Interpellé à ce sujet, le ministre de la Santé et de la Protection sociale, Khalid Ait Taleb nous a éclairé : «pour vous répondre, je commence par poser cette question : est-ce que le public est suffisant pour répondre aux besoins des populations ? Est-ce que le privé tout seul est suffisant ? La réponse est non pour les deux cas. C’est pour cela que l’on doit être dans la complémentarité». Pour lui, «aujourd’hui, ce n’est pas tant la question du public-privé qui importe. Ce qui est fondamental, c’est d’avoir les ressources humaines suffisantes pour répondre aux besoins de la population, parce que nous sommes en-deçà des ratios, avec un gap important.

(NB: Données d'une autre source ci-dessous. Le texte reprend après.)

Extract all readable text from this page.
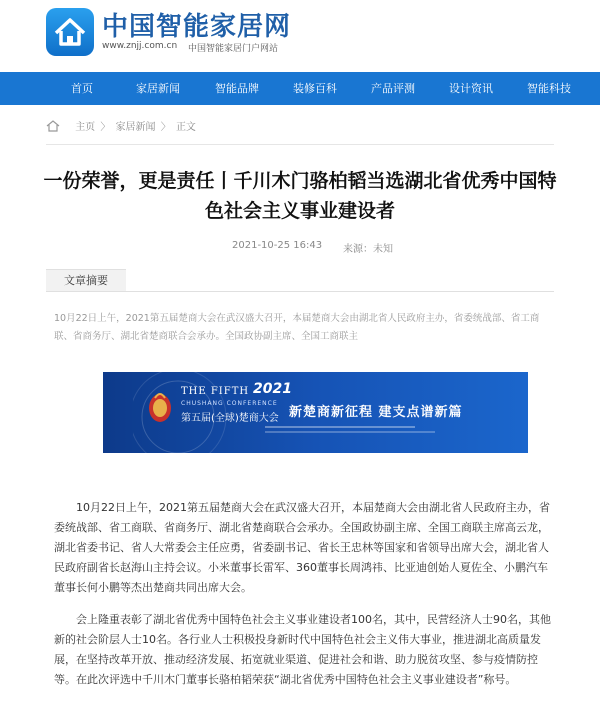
中国智能家居网
www.znjj.com.cn 中国智能家居门户网站
首页	家居新闻	智能品牌	装修百科	产品评测	设计资讯	智能科技
主页 〉 家居新闻 〉 正文
一份荣誉，更是责任丨千川木门骆柏韬当选湖北省优秀中国特色社会主义事业建设者
2021-10-25 16:43 来源：未知
文章摘要

10月22日上午，2021第五届楚商大会在武汉盛大召开，本届楚商大会由湖北省人民政府主办，省委统战部、省工商联、省商务厅、湖北省楚商联合会承办。全国政协副主席、全国工商联主

THE FIFTH 2021
CHUSHANG CONFERENCE
第五届(全球)楚商大会 新楚商新征程 建支点谱新篇

10月22日上午，2021第五届楚商大会在武汉盛大召开，本届楚商大会由湖北省人民政府主办，省委统战部、省工商联、省商务厅、湖北省楚商联合会承办。全国政协副主席、全国工商联主席高云龙，湖北省委书记、省人大常委会主任应勇，省委副书记、省长王忠林等国家和省领导出席大会，湖北省人民政府副省长赵海山主持会议。小米董事长雷军、360董事长周鸿祎、比亚迪创始人夏佐全、小鹏汽车董事长何小鹏等杰出楚商共同出席大会。

会上隆重表彰了湖北省优秀中国特色社会主义事业建设者100名，其中，民营经济人士90名，其他新的社会阶层人士10名。各行业人士积极投身新时代中国特色社会主义伟大事业，推进湖北高质量发展，在坚持改革开放、推动经济发展、拓宽就业渠道、促进社会和谐、助力脱贫攻坚、参与疫情防控等。在此次评选中千川木门董事长骆柏韬荣获“湖北省优秀中国特色社会主义事业建设者”称号。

Il manque 32.000 médecins et 65.000 infirmiers. Évidemment, il n’est pas facile de les former rapidement. C’est pour cela que nous avons vu avec le chef du gouvernement pour que l’on prenne certaines décisions par rapport à cet état de fait».

 

Des expériences réduites

Le Royaume a en effet commencé à explorer les PPP dans le secteur de la santé depuis déjà quelques années. Il en a fait jusqu’à présent des expériences plutôt réussies. Bien qu'il y ait eu quelques projets en cours, le Maroc est encore en train de développer sa stratégie PPP pour le secteur de la santé et de mettre en place un cadre réglementaire clair et cohérent. Actuellement, les projets de PPP dans le domaine de la santé au Maroc sont relativement limités et se concentrent principalement sur des domaines tels que la construction, la gestion et l'exploitation d'hôpitaux.

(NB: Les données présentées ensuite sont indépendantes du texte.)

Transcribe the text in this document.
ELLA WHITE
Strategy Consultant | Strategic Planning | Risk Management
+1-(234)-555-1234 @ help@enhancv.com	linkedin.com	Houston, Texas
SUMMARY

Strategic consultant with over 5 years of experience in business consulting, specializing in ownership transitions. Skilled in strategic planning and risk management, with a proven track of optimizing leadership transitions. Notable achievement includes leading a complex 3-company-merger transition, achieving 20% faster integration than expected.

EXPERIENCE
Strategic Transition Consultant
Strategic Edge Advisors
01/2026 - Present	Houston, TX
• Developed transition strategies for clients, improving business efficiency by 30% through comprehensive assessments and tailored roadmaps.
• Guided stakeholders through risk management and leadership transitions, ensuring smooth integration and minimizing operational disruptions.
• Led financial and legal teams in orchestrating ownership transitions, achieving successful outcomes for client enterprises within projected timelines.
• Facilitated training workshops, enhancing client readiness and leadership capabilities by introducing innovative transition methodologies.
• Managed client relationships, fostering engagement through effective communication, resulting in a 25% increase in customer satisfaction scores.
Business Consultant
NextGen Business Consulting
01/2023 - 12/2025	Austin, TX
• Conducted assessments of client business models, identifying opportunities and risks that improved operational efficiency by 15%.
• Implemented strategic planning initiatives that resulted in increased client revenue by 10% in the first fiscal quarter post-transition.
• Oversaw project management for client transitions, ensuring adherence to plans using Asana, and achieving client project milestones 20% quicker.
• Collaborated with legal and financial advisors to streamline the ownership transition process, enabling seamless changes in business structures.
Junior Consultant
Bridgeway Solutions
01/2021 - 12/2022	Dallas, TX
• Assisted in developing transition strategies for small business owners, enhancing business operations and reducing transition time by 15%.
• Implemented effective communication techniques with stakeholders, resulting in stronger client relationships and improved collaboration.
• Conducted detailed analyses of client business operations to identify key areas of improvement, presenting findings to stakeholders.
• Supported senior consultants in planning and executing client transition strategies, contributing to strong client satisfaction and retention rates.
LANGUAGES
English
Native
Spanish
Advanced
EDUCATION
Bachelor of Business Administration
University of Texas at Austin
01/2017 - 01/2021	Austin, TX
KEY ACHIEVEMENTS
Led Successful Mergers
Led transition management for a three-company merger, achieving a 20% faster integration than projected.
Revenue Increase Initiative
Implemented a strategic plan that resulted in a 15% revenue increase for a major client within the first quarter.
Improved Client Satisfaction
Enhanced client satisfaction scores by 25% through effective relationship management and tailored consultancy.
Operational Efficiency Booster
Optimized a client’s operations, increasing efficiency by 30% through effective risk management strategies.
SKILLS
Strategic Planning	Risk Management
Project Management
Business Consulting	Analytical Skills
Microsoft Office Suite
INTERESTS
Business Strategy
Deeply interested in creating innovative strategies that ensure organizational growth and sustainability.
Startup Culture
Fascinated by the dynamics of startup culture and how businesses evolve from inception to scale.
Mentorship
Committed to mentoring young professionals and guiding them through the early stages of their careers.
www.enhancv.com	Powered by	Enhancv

Par exemple, il y a eu des projets de PPP pour la construction d'hôpitaux universitaires à Casablanca et Marrakech, ainsi que pour la gestion d'hôpitaux à Tanger et Meknès. Rappelons aussi que ces partenariats ont permis de développer des cliniques mobiles de dépistage du cancer du sein (entre la Fondation Lalla Salma et le ministère de la Santé) ou encore le programme national de lutte contre le SIDA, fruit d’un partenariat entre le ministère et l'organisation internationale Unitaid. En définitive, si ces exemples montrent comment les partenariats public-privé peuvent contribuer à améliorer l'accès aux soins de santé et à renforcer les capacités du système de santé marocain, il est important de souligner que lesdits partenariats doivent être bien encadrés et transparents pour éviter tout risque de privatisation excessive ou de conflits d'intérêts.